Now lest you worry that your friend here has become totally fearless and will show up at the club pool in a bikini I can assure you that that will only happen if I lose a really bad bet...but I am going to use this experience to explore and try more things in my life...

who knows...I might even ask for you to suggest challenges for me when I am all healed up...

(and no, wearing a bikini to the club pool is off the table)

but I guess what I am saying here is don't let fear stop you...I almost did and I wouldn't end up in this happy feeling fine...hell feeling GREAT place I am right now.

And if you are afraid...email or message me...I will hold your hand...I'm pretty good at that actually...and by this I don't necessarily mean plastic surgery...I mean fear doing anything...losing weight, trying a class at the gym, exploring an exercise, trying a new recipe...you get the picture...

And if you want to feel REALLY good...email or message me and I will give you Dr. Baldwin's info...because I am pretty sure that she is a real fairy godmother...and I will share her...

So I'm good...thanks for all the prayers and well wishes...I can't run a marathon or do a spin class but I can walk across the house pretty good and shower easily and get out of bed with no assistance (and have been for quite some time).

My mother is smiling from heaven.  She had a tummy tuck and had her boobs done...a few times I think.

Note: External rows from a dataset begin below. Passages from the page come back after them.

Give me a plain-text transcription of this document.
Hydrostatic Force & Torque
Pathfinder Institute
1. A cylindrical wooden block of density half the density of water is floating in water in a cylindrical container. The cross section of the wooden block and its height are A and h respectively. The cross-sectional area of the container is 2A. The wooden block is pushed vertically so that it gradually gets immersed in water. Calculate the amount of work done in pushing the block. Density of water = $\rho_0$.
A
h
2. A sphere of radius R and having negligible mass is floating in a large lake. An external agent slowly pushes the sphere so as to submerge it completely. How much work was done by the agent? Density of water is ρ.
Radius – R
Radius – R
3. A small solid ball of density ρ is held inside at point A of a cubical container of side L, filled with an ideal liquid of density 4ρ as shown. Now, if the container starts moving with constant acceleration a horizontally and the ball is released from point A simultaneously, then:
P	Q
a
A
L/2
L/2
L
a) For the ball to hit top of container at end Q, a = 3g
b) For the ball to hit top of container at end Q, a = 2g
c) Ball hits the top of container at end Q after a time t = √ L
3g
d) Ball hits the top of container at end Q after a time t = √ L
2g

One of her dearest friends, CuteCarolyn, told me that my mom was so crazy that after her tummy tuck she got on the roller coaster at the Kleberg County Fair and rode it with us!  Now that roller coaster may not be "Space Mountain" or "The Rockin Roller Coaster" or "The Texas Cyclone" but in any case it was a wild ride.

And my Mommy...and her compression garments...did it...

Now that is some inspiration...

but I will tell you I WOULD fear doing it...but you know...given the chance...I just might...

Inspiration Song: "I Feel Fine" by the Beatles...you know it but you might not remember it unless you hear it...they were the most awesome band ever...my blog...my opinion...

Bye Darlings...I feel fine...really I do...so learn from me and don't let fear hold you back...you might have something awesome in your future if you just let go and DO IT!